European Under-18 All-Star Game 2009
| Blue Team | White Team |
| 77 | 75 |
- Date: September 18, 2009
- Venue: Spodek, Katowice
- MVP: Jonas Valančiūnas
- Attendance: ?

= European Under-18 All-Star Game 2009 =

European Under-18 All-Star Game 2009 was held on September 18, 2009 in Spodek Arena. Blue Team played against White Team.
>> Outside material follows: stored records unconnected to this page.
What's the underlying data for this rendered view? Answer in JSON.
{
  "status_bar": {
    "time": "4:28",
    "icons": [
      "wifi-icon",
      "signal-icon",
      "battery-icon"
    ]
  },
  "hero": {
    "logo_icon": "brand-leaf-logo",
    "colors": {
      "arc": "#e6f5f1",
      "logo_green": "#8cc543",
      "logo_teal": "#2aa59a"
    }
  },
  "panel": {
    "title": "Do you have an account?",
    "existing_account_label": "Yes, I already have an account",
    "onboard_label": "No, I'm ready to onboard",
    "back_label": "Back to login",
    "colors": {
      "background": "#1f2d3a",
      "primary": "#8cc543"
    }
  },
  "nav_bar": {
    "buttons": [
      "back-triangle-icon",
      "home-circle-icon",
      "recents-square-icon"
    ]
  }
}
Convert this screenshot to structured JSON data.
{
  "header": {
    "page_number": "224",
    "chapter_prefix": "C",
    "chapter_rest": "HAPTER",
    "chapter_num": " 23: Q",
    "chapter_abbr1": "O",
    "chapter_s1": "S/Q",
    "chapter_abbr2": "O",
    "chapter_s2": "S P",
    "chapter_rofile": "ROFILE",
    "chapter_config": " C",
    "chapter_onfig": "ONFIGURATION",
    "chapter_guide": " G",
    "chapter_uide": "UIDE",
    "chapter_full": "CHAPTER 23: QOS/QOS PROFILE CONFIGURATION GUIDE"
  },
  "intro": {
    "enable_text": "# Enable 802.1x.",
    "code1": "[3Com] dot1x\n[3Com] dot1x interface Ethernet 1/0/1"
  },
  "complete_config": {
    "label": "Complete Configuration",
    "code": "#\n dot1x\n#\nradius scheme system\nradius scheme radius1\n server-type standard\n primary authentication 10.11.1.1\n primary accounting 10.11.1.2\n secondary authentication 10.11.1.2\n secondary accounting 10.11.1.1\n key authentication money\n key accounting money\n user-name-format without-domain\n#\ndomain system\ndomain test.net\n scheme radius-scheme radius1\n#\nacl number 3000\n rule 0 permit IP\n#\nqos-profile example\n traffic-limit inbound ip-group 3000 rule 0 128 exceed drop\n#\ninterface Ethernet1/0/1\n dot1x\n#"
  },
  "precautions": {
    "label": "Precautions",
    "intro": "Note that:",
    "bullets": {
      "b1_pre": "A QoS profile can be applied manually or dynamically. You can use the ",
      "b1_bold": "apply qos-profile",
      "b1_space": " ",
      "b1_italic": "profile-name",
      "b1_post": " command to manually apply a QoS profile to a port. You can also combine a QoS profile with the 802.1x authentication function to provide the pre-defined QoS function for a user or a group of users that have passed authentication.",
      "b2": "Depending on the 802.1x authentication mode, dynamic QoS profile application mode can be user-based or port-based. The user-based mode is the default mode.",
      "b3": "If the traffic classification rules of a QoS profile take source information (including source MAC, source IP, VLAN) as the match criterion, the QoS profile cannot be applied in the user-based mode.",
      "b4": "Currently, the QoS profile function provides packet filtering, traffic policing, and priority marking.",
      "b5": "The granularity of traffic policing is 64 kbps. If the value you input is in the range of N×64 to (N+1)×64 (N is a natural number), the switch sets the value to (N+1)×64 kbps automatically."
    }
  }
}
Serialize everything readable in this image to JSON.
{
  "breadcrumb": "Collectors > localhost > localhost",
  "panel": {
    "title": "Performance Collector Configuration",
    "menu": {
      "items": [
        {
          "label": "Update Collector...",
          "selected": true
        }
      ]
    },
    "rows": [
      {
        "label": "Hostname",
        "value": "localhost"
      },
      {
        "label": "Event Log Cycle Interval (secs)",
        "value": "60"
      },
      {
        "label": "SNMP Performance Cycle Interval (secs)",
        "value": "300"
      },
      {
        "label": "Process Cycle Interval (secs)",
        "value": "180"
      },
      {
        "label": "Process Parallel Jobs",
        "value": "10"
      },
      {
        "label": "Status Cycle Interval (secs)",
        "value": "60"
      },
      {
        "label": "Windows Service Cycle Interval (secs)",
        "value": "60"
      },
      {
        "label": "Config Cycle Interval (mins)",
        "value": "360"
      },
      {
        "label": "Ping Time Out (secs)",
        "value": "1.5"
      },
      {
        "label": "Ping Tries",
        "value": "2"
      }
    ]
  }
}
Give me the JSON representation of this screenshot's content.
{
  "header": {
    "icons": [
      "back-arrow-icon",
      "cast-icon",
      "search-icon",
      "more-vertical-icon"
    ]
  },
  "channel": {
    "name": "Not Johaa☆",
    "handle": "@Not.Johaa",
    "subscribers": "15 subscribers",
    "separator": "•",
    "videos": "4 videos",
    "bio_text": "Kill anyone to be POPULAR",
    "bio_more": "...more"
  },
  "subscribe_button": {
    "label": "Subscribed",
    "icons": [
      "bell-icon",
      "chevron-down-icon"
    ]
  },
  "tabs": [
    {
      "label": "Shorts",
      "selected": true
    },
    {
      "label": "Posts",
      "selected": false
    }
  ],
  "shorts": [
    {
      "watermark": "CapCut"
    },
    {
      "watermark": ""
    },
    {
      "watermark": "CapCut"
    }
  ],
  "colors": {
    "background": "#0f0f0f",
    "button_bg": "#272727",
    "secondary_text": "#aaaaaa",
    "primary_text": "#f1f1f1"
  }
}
Both teams consisted of the best European players, which has not more than 18 years.

==Rosters==

Blue Team
| No. | Player | Position | Height |
|---|---|---|---|
| 4. | Andrea De Nicolao | PG | 1.87 m. |
| 5. | Augustas Pečiukevičius | PG/SG | 1.90 m. |
| 6. | Nemanja Nedović | PG/SG | 1.87 m. |
| 7. | S. Szymanski | SG | 1.86 m. |
| 8. | Lazar Radosavljević | SF | 2.03 m. |
| 9. | L. Chrysikopoulos | SF | 2.03 m. |
| 10. | Edo Murić | PF | 2.02 m. |
| 11. | P. Antipov | PF | 2.00 m. |
| 12. | Nemanja Radović | PF/C | 2.06 m. |
| 14. | Jonas Valančiūnas | C | 2.11 m. |
| 15. | Mārtiņš Meiers | C | 2.06 m. |

White Team
| No. | Player | Position | Height |
|---|---|---|---|
| 4. | Toni Prostran | PG | 1.85 m. |
| 5. | A. Person | PG | 1.87 m. |
| 6. | Danilo Anđušić | SG | 1.95 m. |
| 7. | E. Binev | SF | 1.98 m. |
| 8. | C. Czerapowicz | SF | 1.97 m. |
| 9. | Saulius Kulvietis | SF/PF | 1.99 m. |
| 10. | J. Eilingsfeld | PF | 1.98 m. |
| 11. | Branislav Đekić | PF | 2.05 m. |
| 14. | P. Neumann | C | 2.10 m. |
| 15. | Dejan Musli | C | 2.13 m. |

==Coaches==
The Blue Team coaches was Damian Jennings (WAL) and Sven Van Camp (BEL), the White Team coaches was Jyri Lohikoski (FIN) and Željko Đokić (SRB).